Designing a triploid
Now let's make a triploid genome. This should also be simple enough. It's much like the process for making the diploid genome, but specifying 3 chromosome copies instead of 2.
trploid = plan_chrom(reflen, 3)
Specification for a chromosome:
Number of copies: 3
Length of chromosomes: 230218
230218bp available in the following stretches:
When I add some heterozygous sites, just like with the diploid case, I'm going to simply ask for a proportion of heterozygous sites (and let Pseudoseq decide where they should occur. Like last time also I'm going to make all the sites have 2 alleles, so for every heterozygous site, two of the three chromosome copies willl have the same base, and one of the copies will be different. There are other ways to define some heterozygous sites for example all 3 chromosome copies could have different bases
trploidhet = plan_het(trploid, .01, 2)
Specification for a chromosome:
Number of copies: 3
Length of chromosomes: 230218
227916bp available in the following stretches:
Now fabricate the FASTA, with fabricate
, providing a filename, and then a series of blueprint => seed
pairs. In this case we just give 1 blueprint-seed
# pair.
fabricate("build-a-yeast-tri.fasta", trploidhet => refseq)
[ Info: Opening FASTA file at: build-a-yeast-tri.fasta
[ Info: Fabricated 1 chromosomes and written to file
That's it for the triploid genome.
Designing a tetraploid genome
Lets make a tetraploid genome, that consists of two diploid genomes, an A genome and a B genome. First I'm going to create a chromosome blueprint with 4 copies:
tetploid = plan_chrom(reflen, 4)
Specification for a chromosome:
Number of copies: 4
Length of chromosomes: 230218
230218bp available in the following stretches:
We want to plan the heterozygosity in this tetraploid such that the number of heterozygous sites within the A and B genomes is ~1%. But we want ~3% of sites to be heterozygous between the A and B genomes.

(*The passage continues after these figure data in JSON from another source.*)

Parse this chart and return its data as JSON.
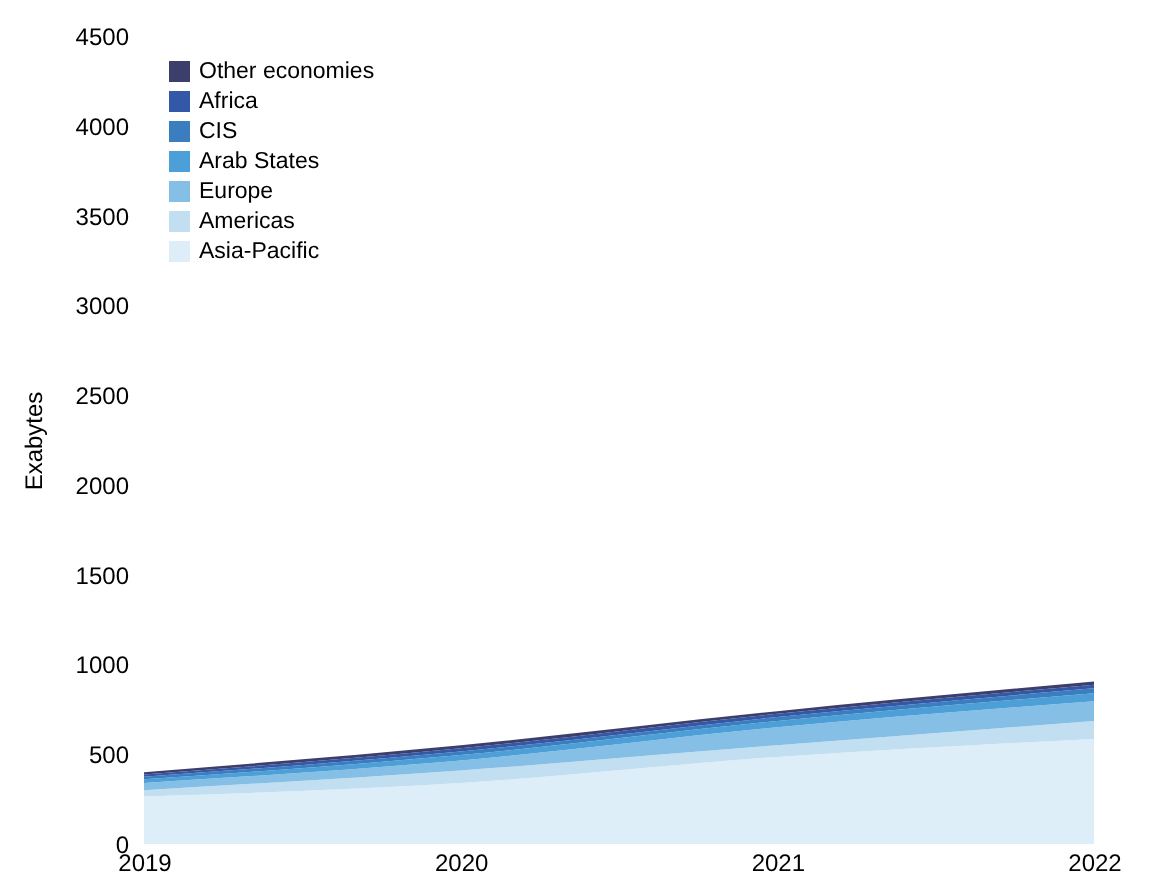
{
  "chart_data": {
    "type": "area",
    "ylabel": "Exabytes",
    "stacked": true,
    "legend": "top left",
    "grid": false,
    "categories": [
      "2019",
      "2020",
      "2021",
      "2022"
    ],
    "ylim": [
      0,
      4500
    ],
    "yticks": [
      0,
      500,
      1000,
      1500,
      2000,
      2500,
      3000,
      3500,
      4000,
      4500
    ],
    "series": [
      {
        "name": "Asia-Pacific",
        "color": "#deeef8",
        "values": [
          265,
          340,
          485,
          585
        ]
      },
      {
        "name": "Americas",
        "color": "#c2dff1",
        "values": [
          35,
          70,
          65,
          100
        ]
      },
      {
        "name": "Europe",
        "color": "#86bfe5",
        "values": [
          40,
          55,
          100,
          110
        ]
      },
      {
        "name": "Arab States",
        "color": "#4d9fd8",
        "values": [
          20,
          30,
          35,
          45
        ]
      },
      {
        "name": "CIS",
        "color": "#3a7ec0",
        "values": [
          15,
          20,
          22,
          27
        ]
      },
      {
        "name": "Africa",
        "color": "#3458a8",
        "values": [
          12,
          18,
          18,
          20
        ]
      },
      {
        "name": "Other economies",
        "color": "#3c3f6c",
        "values": [
          13,
          17,
          15,
          18
        ]
      }
    ]
  }
}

First we will say copies 1 + 2 in our blueprint are the A genome, and copies 3 + 4 are the B genome. Next consider heterozygous sites with 2 different alleles, A and B, 6 different patterns are possible:
Copy 1 | Copy 2 | Copy 3 | Copy 4 |
---|---|---|---|
A | A | B | B |
B | B | A | A |
A | B | A | B |
B | A | B | A |
A | B | B | A |
B | A | A | B |
The first 2 patterns in the table constitute fixed mutations between genomes A and B, but not polymorphism within genomes A and B. This is because Copy 1 and 3 differ, as do copies 2 and 4, yet copies 1 and 2 are the same, as are copies 3 and 4. To achieve a ~3% divergence between genomes A and B, let's plan some divergent mutations by grouping the copy numbers together when planning some heterozygous sites:
thet = plan_het(tetploid, .03, [1, 2], [3, 4])
Specification for a chromosome:
Number of copies: 4
Length of chromosomes: 230218
223312bp available in the following stretches:
By using the groups [1, 2]
and [3, 4]
we ensure chromosome copy 1 and 2 will have the same allele, as will chromosomes 3 and 4
Next we'll just add some of the other heterozygosity patterns to achieve the 1% internal heterozygosity desired. We'll use a heterozygosity pattern with two states.
thet = plan_het(thet, .01, [1, 3], [2, 4])
fabricate("build-a-yeast-tet.fasta", thet => refseq)
[ Info: Opening FASTA file at: build-a-yeast-tet.fasta
[ Info: Fabricated 1 chromosomes and written to file
This page was generated using Literate.jl.